A light was extinguished this past Saturday afternoon, at approximately 2:15 pm, on a highway on the edge of my hometown.
It was the end of a gorgeous spring day for the classic car show the men’s group of my church sponsors every last Saturday of March to provide for college scholarships and a variety of community ministries. The temperature was low 70s and breezy, with lots of sunshine, beach music and great cars. We generally have every make and model from Model Ts through ’30s coupes, ’40s sedans, several rarities, a few trucks, but oh, the muscle cars. GTOs, Cutlasses, Corvettes, and my favorite, Mustangs. Some are stock, some chopped, some restored. Many of them purr, a lot of them roar and growl. This year we even had a restored motor boat, all wood hull, in pristine condition. We had a record number of entries and raised a record amount of money. The mood was light, the air filled with the smells of hotdogs, hamburgers, and bologna sandwiches off the grill, and there were plenty of ice cold soft drinks. Admiration, stories, and laughter filled the day.
At 2:00 we awarded trophies, took photographs, cheered and applauded all the hard work and loving care that went into these amazing pieces of technology, and the show was over. Engines revved, mufflers grumbled, and everyone headed toward home.
Two of our drivers did not get home though. And one never will.
About two miles down the road another driver crossed the center line and struck a restored 1970 Mustang, went airborne and flipped several times, striking and taking the top off a 1970 Roadrunner, coming to rest several hundred feet down the road. The classic car driver was declared dead at the scene. The other two drivers were transported to the local hospital with non-life-threatening injuries. The accident is still under investigation.
The morning began with hope. Who would win the trophies? What beautiful cars would we see and what fun stories would we hear?
The day was filled with joy. So much laughter, so many shared experiences, so many good memories, delicious food, great music, success with fund-raising to be able to help many people.
The day was peaceful, despite the rumbling, roaring motors. The sunshine baked us all while the spring breeze cooled us. No one rushed. We were just there, relishing the moment.
And yet, one less light shone into the night. I don’t know any of the drivers involved in the accident, but feel tremendous sadness for their families. One lost his car, the result of countless hours of work, a prized possession of a lifetime, and at least for awhile, peace of mind as he makes his way down the road. One lost what had been a relatively carefree existence, as well as her vehicle, and will spend the rest of her days knowing she was responsible for this horrible accident that took an innocent life. And there is that lost life.
When I hear a story like this it always tends to renew my fears, especially for my children, all grown and daily on the road in their own vehicles. I caution them regularly, “Be careful. Keep your eyes on the road. Watch out for the other guy, both oncoming and behind you. Stay alert. Always check twice. Check that blindspot and check it again. Drive defensively. Left-right-left again…”, as though if I can warn against it, it won’t happen. And yet, in a case like this, they can do everything right and still not be able to anticipate and prevent an accident. So what to do?
Do we hide out in the house? Become hermits in order to avoid the chance of a roadway accident? Do we insist on doing all the driving, trying to stay in control of our fate?

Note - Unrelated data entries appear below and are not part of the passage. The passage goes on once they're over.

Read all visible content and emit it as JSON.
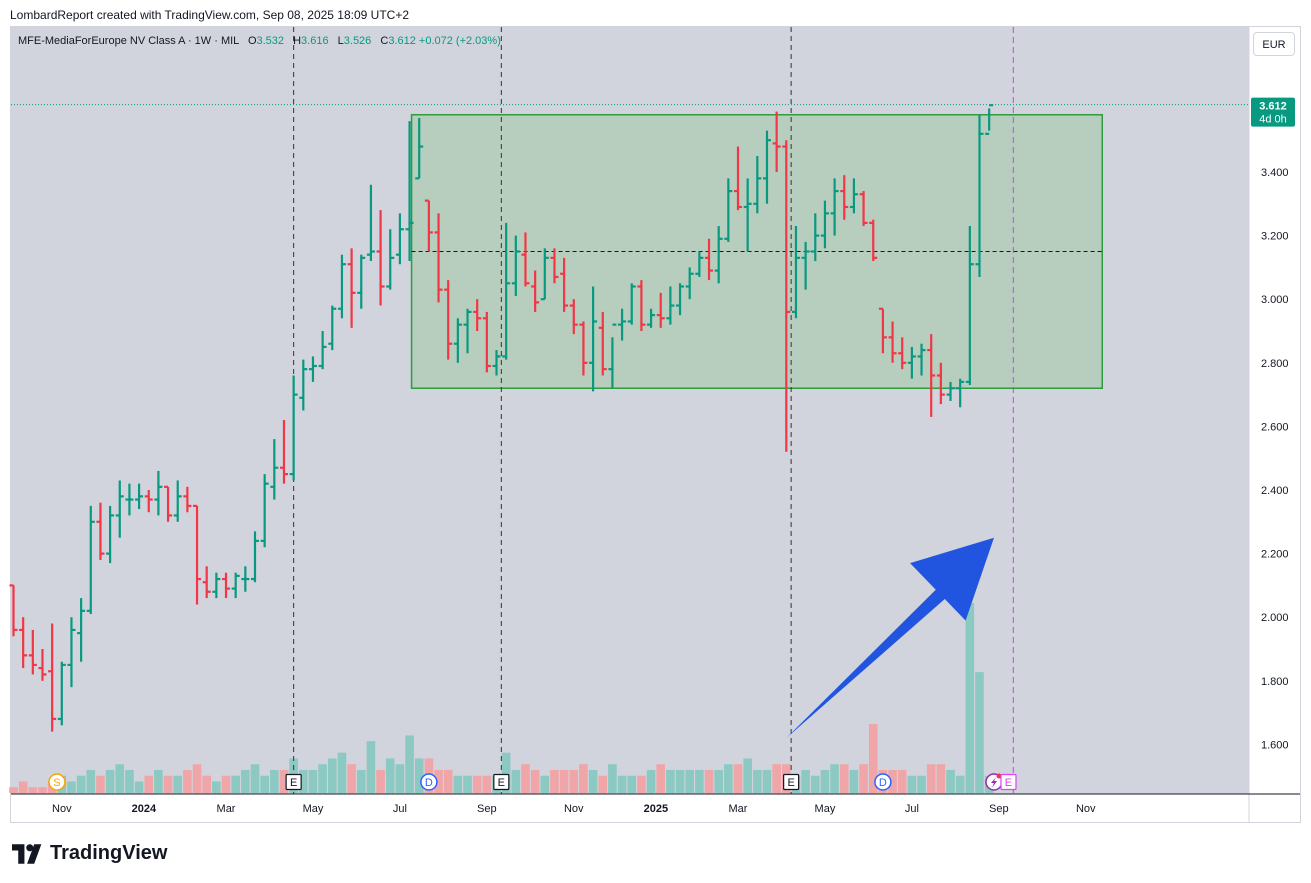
{
  "header": {
    "credit": "LombardReport created with TradingView.com, Sep 08, 2025 18:09 UTC+2"
  },
  "legend": {
    "symbol": "MFE-MediaForEurope NV Class A · 1W · MIL",
    "o_label": "O",
    "o_value": "3.532",
    "h_label": "H",
    "h_value": "3.616",
    "l_label": "L",
    "l_value": "3.526",
    "c_label": "C",
    "c_value": "3.612",
    "change": "+0.072 (+2.03%)"
  },
  "currency": "EUR",
  "price_tag": {
    "price": "3.612",
    "countdown": "4d 0h"
  },
  "brand": "TradingView",
  "colors": {
    "up": "#089981",
    "down": "#f23645",
    "vol_up": "#8cc9c2",
    "vol_down": "#f0a5a8",
    "background": "#d1d4dc",
    "range_fill": "#b3cdb8",
    "range_stroke": "#2e9c3c",
    "arrow": "#2155e0",
    "event_line": "#333333",
    "future_line": "#c146f0"
  },
  "chart_data": {
    "type": "ohlc-bar",
    "interval": "1W",
    "ylim": [
      1.45,
      3.78
    ],
    "y_ticks": [
      "3.400",
      "3.200",
      "3.000",
      "2.800",
      "2.600",
      "2.400",
      "2.200",
      "2.000",
      "1.800",
      "1.600"
    ],
    "x_ticks": [
      {
        "label": "Nov",
        "bold": false,
        "bar": 5
      },
      {
        "label": "2024",
        "bold": true,
        "bar": 13.5
      },
      {
        "label": "Mar",
        "bold": false,
        "bar": 22
      },
      {
        "label": "May",
        "bold": false,
        "bar": 31
      },
      {
        "label": "Jul",
        "bold": false,
        "bar": 40
      },
      {
        "label": "Sep",
        "bold": false,
        "bar": 49
      },
      {
        "label": "Nov",
        "bold": false,
        "bar": 58
      },
      {
        "label": "2025",
        "bold": true,
        "bar": 66.5
      },
      {
        "label": "Mar",
        "bold": false,
        "bar": 75
      },
      {
        "label": "May",
        "bold": false,
        "bar": 84
      },
      {
        "label": "Jul",
        "bold": false,
        "bar": 93
      },
      {
        "label": "Sep",
        "bold": false,
        "bar": 102
      },
      {
        "label": "Nov",
        "bold": false,
        "bar": 111
      }
    ],
    "range_box": {
      "from_bar": 41,
      "to_bar": 112.5,
      "low": 2.72,
      "high": 3.58,
      "mid": 3.15
    },
    "event_lines_bar": [
      29,
      50.5,
      80.5
    ],
    "future_line_bar": 103.5,
    "arrow": {
      "from": {
        "bar": 80,
        "price": 1.62
      },
      "to": {
        "bar": 101.5,
        "price": 2.25
      }
    },
    "events": [
      {
        "bar": 4.5,
        "label": "S",
        "kind": "split"
      },
      {
        "bar": 29,
        "label": "E",
        "kind": "earnings"
      },
      {
        "bar": 43,
        "label": "D",
        "kind": "dividend"
      },
      {
        "bar": 50.5,
        "label": "E",
        "kind": "earnings"
      },
      {
        "bar": 80.5,
        "label": "E",
        "kind": "earnings"
      },
      {
        "bar": 90,
        "label": "D",
        "kind": "dividend"
      },
      {
        "bar": 101.5,
        "label": "",
        "kind": "flash"
      },
      {
        "bar": 103,
        "label": "E",
        "kind": "earnings-future"
      }
    ],
    "bars": [
      [
        2.1,
        2.1,
        1.94,
        1.96,
        1
      ],
      [
        1.96,
        2.0,
        1.84,
        1.88,
        2
      ],
      [
        1.88,
        1.96,
        1.82,
        1.85,
        1
      ],
      [
        1.84,
        1.9,
        1.8,
        1.82,
        1
      ],
      [
        1.83,
        1.98,
        1.64,
        1.68,
        2
      ],
      [
        1.68,
        1.86,
        1.66,
        1.85,
        3
      ],
      [
        1.85,
        2.0,
        1.78,
        1.96,
        2
      ],
      [
        1.95,
        2.06,
        1.86,
        2.02,
        3
      ],
      [
        2.02,
        2.35,
        2.01,
        2.3,
        4
      ],
      [
        2.3,
        2.36,
        2.18,
        2.2,
        3
      ],
      [
        2.2,
        2.35,
        2.17,
        2.32,
        4
      ],
      [
        2.32,
        2.43,
        2.25,
        2.38,
        5
      ],
      [
        2.37,
        2.42,
        2.32,
        2.37,
        4
      ],
      [
        2.37,
        2.42,
        2.34,
        2.38,
        2
      ],
      [
        2.38,
        2.4,
        2.33,
        2.37,
        3
      ],
      [
        2.37,
        2.46,
        2.32,
        2.41,
        4
      ],
      [
        2.41,
        2.41,
        2.3,
        2.32,
        3
      ],
      [
        2.32,
        2.43,
        2.3,
        2.38,
        3
      ],
      [
        2.38,
        2.41,
        2.33,
        2.35,
        4
      ],
      [
        2.35,
        2.35,
        2.04,
        2.12,
        5
      ],
      [
        2.11,
        2.16,
        2.06,
        2.08,
        3
      ],
      [
        2.08,
        2.14,
        2.06,
        2.12,
        2
      ],
      [
        2.12,
        2.14,
        2.06,
        2.09,
        3
      ],
      [
        2.09,
        2.14,
        2.06,
        2.13,
        3
      ],
      [
        2.12,
        2.16,
        2.08,
        2.12,
        4
      ],
      [
        2.12,
        2.27,
        2.11,
        2.24,
        5
      ],
      [
        2.24,
        2.45,
        2.22,
        2.42,
        3
      ],
      [
        2.41,
        2.56,
        2.37,
        2.47,
        4
      ],
      [
        2.47,
        2.62,
        2.42,
        2.45,
        4
      ],
      [
        2.45,
        2.76,
        2.43,
        2.7,
        6
      ],
      [
        2.69,
        2.81,
        2.65,
        2.78,
        4
      ],
      [
        2.78,
        2.82,
        2.74,
        2.79,
        4
      ],
      [
        2.79,
        2.9,
        2.78,
        2.85,
        5
      ],
      [
        2.86,
        2.98,
        2.84,
        2.97,
        6
      ],
      [
        2.97,
        3.14,
        2.94,
        3.11,
        7
      ],
      [
        3.11,
        3.16,
        2.91,
        3.02,
        5
      ],
      [
        3.02,
        3.14,
        2.97,
        3.13,
        4
      ],
      [
        3.14,
        3.36,
        3.12,
        3.15,
        9
      ],
      [
        3.15,
        3.28,
        2.98,
        3.04,
        4
      ],
      [
        3.04,
        3.22,
        3.03,
        3.13,
        6
      ],
      [
        3.14,
        3.27,
        3.11,
        3.22,
        5
      ],
      [
        3.22,
        3.56,
        3.12,
        3.24,
        10
      ],
      [
        3.38,
        3.57,
        3.38,
        3.48,
        6
      ],
      [
        3.31,
        3.31,
        3.15,
        3.21,
        6
      ],
      [
        3.21,
        3.27,
        2.99,
        3.03,
        4
      ],
      [
        3.03,
        3.06,
        2.81,
        2.86,
        4
      ],
      [
        2.86,
        2.94,
        2.8,
        2.92,
        3
      ],
      [
        2.92,
        2.97,
        2.83,
        2.96,
        3
      ],
      [
        2.96,
        3.0,
        2.9,
        2.94,
        3
      ],
      [
        2.94,
        2.96,
        2.77,
        2.79,
        3
      ],
      [
        2.79,
        2.84,
        2.76,
        2.82,
        3
      ],
      [
        2.82,
        3.24,
        2.81,
        3.05,
        7
      ],
      [
        3.05,
        3.2,
        3.01,
        3.15,
        4
      ],
      [
        3.14,
        3.21,
        3.04,
        3.05,
        5
      ],
      [
        3.04,
        3.09,
        2.96,
        2.99,
        4
      ],
      [
        3.0,
        3.16,
        3.0,
        3.13,
        3
      ],
      [
        3.13,
        3.16,
        3.05,
        3.07,
        4
      ],
      [
        3.08,
        3.13,
        2.96,
        2.98,
        4
      ],
      [
        2.98,
        3.0,
        2.89,
        2.92,
        4
      ],
      [
        2.92,
        2.93,
        2.76,
        2.8,
        5
      ],
      [
        2.8,
        3.04,
        2.71,
        2.93,
        4
      ],
      [
        2.91,
        2.96,
        2.76,
        2.78,
        3
      ],
      [
        2.78,
        2.88,
        2.72,
        2.92,
        5
      ],
      [
        2.92,
        2.97,
        2.87,
        2.93,
        3
      ],
      [
        2.93,
        3.05,
        2.92,
        3.04,
        3
      ],
      [
        3.04,
        3.06,
        2.9,
        2.92,
        3
      ],
      [
        2.92,
        2.97,
        2.91,
        2.95,
        4
      ],
      [
        2.95,
        3.02,
        2.91,
        2.94,
        5
      ],
      [
        2.94,
        3.04,
        2.92,
        2.98,
        4
      ],
      [
        2.98,
        3.05,
        2.95,
        3.04,
        4
      ],
      [
        3.04,
        3.1,
        3.0,
        3.08,
        4
      ],
      [
        3.08,
        3.15,
        3.07,
        3.13,
        4
      ],
      [
        3.13,
        3.19,
        3.06,
        3.09,
        4
      ],
      [
        3.09,
        3.23,
        3.05,
        3.19,
        4
      ],
      [
        3.19,
        3.38,
        3.18,
        3.34,
        5
      ],
      [
        3.34,
        3.48,
        3.28,
        3.29,
        5
      ],
      [
        3.29,
        3.38,
        3.15,
        3.3,
        6
      ],
      [
        3.3,
        3.45,
        3.27,
        3.38,
        4
      ],
      [
        3.38,
        3.53,
        3.3,
        3.5,
        4
      ],
      [
        3.49,
        3.59,
        3.4,
        3.48,
        5
      ],
      [
        3.48,
        3.5,
        2.52,
        2.96,
        5
      ],
      [
        2.96,
        3.23,
        2.94,
        3.13,
        3
      ],
      [
        3.13,
        3.18,
        3.03,
        3.15,
        4
      ],
      [
        3.15,
        3.27,
        3.12,
        3.2,
        3
      ],
      [
        3.2,
        3.31,
        3.16,
        3.27,
        4
      ],
      [
        3.27,
        3.38,
        3.2,
        3.34,
        5
      ],
      [
        3.34,
        3.39,
        3.25,
        3.29,
        5
      ],
      [
        3.29,
        3.38,
        3.27,
        3.33,
        4
      ],
      [
        3.33,
        3.34,
        3.23,
        3.24,
        5
      ],
      [
        3.24,
        3.25,
        3.12,
        3.13,
        12
      ],
      [
        2.97,
        2.97,
        2.83,
        2.88,
        4
      ],
      [
        2.88,
        2.93,
        2.8,
        2.83,
        4
      ],
      [
        2.83,
        2.88,
        2.78,
        2.8,
        4
      ],
      [
        2.8,
        2.85,
        2.75,
        2.82,
        3
      ],
      [
        2.82,
        2.86,
        2.76,
        2.84,
        3
      ],
      [
        2.84,
        2.89,
        2.63,
        2.76,
        5
      ],
      [
        2.76,
        2.8,
        2.67,
        2.7,
        5
      ],
      [
        2.7,
        2.74,
        2.68,
        2.72,
        4
      ],
      [
        2.72,
        2.75,
        2.66,
        2.74,
        3
      ],
      [
        2.74,
        3.23,
        2.73,
        3.11,
        33
      ],
      [
        3.11,
        3.58,
        3.07,
        3.52,
        21
      ],
      [
        3.52,
        3.6,
        3.53,
        3.61,
        3
      ]
    ],
    "vol_scale_max": 33
  }
}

Do we miss opportunities because of the roads between us and them? Where does good decision-making and careful driving end, and fear take over? And do these fears spill over into other areas of our lives?
Do we avoid starting a relationship because it might crash and burn sooner or later? Do we decline a different career path because we might not like it any better than the one we are now traveling? Do we stay in the same house because it’s so much trouble to move even though we’ve always dreamed of living at the beach, in the mountains, on a lake, in a cozy neighborhood or surrounded by forest? Are we forsaking the pursuit of joy, hope, peace and light because of fear of the unknown and untried? Or because of fear of the known and tried?
One of my favorite musical duos, Seals and Crofts, released a song in 1973, “We May Never Pass This Way Again.” In it they sing,
Like Columbus in the olden days, we must gather all our courage.
Sail our ships out on the open sea. Cast away our fears,
And all the years that come and go, will take us up, always up.
The man who died in that wreck last Saturday will never pass this way again, but as his friends said, he died doing what he loved. I have laughed with a comedian who says, “I don’t want to die doing what I love. I want to die doing what I dislike so I can get out of it.” While I agree with his point, today it gives me a sobering peace to know that at the moment he passed from this life to the next, that driver had gathered his courage, and was pursuing joy. His light is now carried by the family and friends he left behind, providing hope and encouragement in a painful and bewildering time.
May we all sail our ships out on the open sea, and cast away our fears in all the years that come and go, despite the dangers, despite the risk, despite the known, and the unknown, with hope for peace and joy in this life, and the next.